Four years ago, a major computer outage at Japanese airline Nippon Airways occurred due to a relatively minor problem related to security authentication certificates. So why are certificates causing computers to stop dead?
Computer systems use authentication based on X.509 trusted certificates, issued by a certification authority, to enable secure data transfer. To maintain security and trust, the certificates have a limited lifespan, normally a year. But in 2008, at Nippon Airways, the cryptographic certificate issued for authentication of check-in terminals had expired, preventing the terminals from communicating with key systems at the airline.
In a similar incident, online retailer Target.com’s website was blocked, due to its SSL certificate expiring. In its X.509 Certificate Management report, analyst Gartner notes: “Expired X.509 certificates result in a number of system maladies, ranging from a simple error message on a screen to an abrupt termination of service. This can lead to abandoned e-commerce transactions or the loss of trust in a company's web presence.”
The report’s authors, Eric Ouellet and Vic Wheatman, vice presidents at Gartner, note that companies that have an unplanned certificate expiry typically focus on other IT issues first, such as hardware or software crashes, long before they begin to consider an expired X.509 certificate as the source of troubles. This typically results in significant delays in identifying and resolving the root cause of a system outage, according to Gartner.

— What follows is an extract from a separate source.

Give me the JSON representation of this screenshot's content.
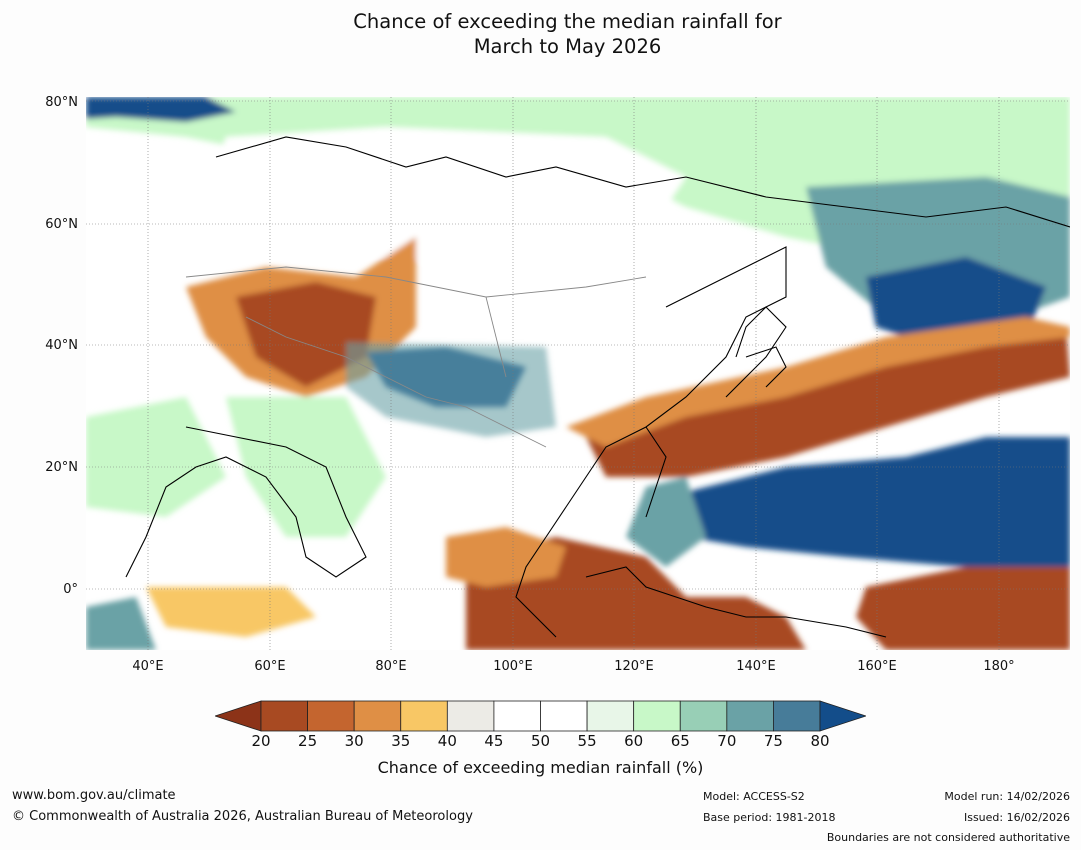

“Businesses do not know how many certificates are in their organisations and where they are. It is difficult to manage certificates,” says Jeff Hudson, CEO of Venafi, a company specialising in certificate management.
SSL certificates are deployed on servers and web browsers, to enable authentication and provide encryption. Issued by a certification authority (CA) like Verisign, the SSL certificate tells the browser user that the server’s certificate can be trusted. Over the last 16 years, certificate use has exploded. They are not only used externally, systems use certificates internally such as on routers, and within software. Hudson says certificates are often managed in silos, using spreadsheets: “When they expire they need to be renewed. There are hundreds of millions of certificates, all of which are managed manually, using spreadsheets.”
Encryption keys are formed of two parts: a private key is used to encrypt data, while the recipient can access the sender’s public key to decrypt the message. Private keys can unlock confidential data, so should be stored securely. But Hudson has seen cases where system administrators have walked out of companies with the private keys, or stored them on an intranet, which could be targeted by external hackers.
In a survey of 471 senior managers by Venafi in 2011, 54% of respondents admitted their organisations had experienced either stolen or unaccounted for encryption keys.
“The private key is widely deployed to system admins who can easily take it out of the organisation,” says Hudson. “ I have also seen people put their private keys on an internal website. This is a bit like installing a really secure front door and leaving the key under the doormat.”
Another security concern for IT managers and CIOs is when certificate authorities are compromised, such as the well-publicised incident last year at Ducth authority DigiNotar. “Last year three separate CAs were compromised. Hackers could create and issue phoney certificates, which meant they could intercept all the traffic coming to a website,” says Hudson.
With such a compromise, previously issued certificates from the public providers needed to be revoked. Gartner recommends organisations to explicitly be aware of the potential for significant impact on their operations should they be associated with such an incident.
“Knowing the specific provenance of each and every X.509 certificates in use within an organisation is critical in ensuring the timely re-issuance of certificates, thus minimising downtime,” he says.
Certificate management systems
Director 6 from Venafi, is one the specialised products designed to manage X.509 certificates. The Venafi product discovers certificates on the network, and looks inside key stores to report on encryption strength and expiration date. Hudson says Director 6 will automatically renew certificates, and install them
Trustwave CLM , is another product offering X.509 certificate discovery. Gartner says the product will also renew certificates originally issued by any certificate authority.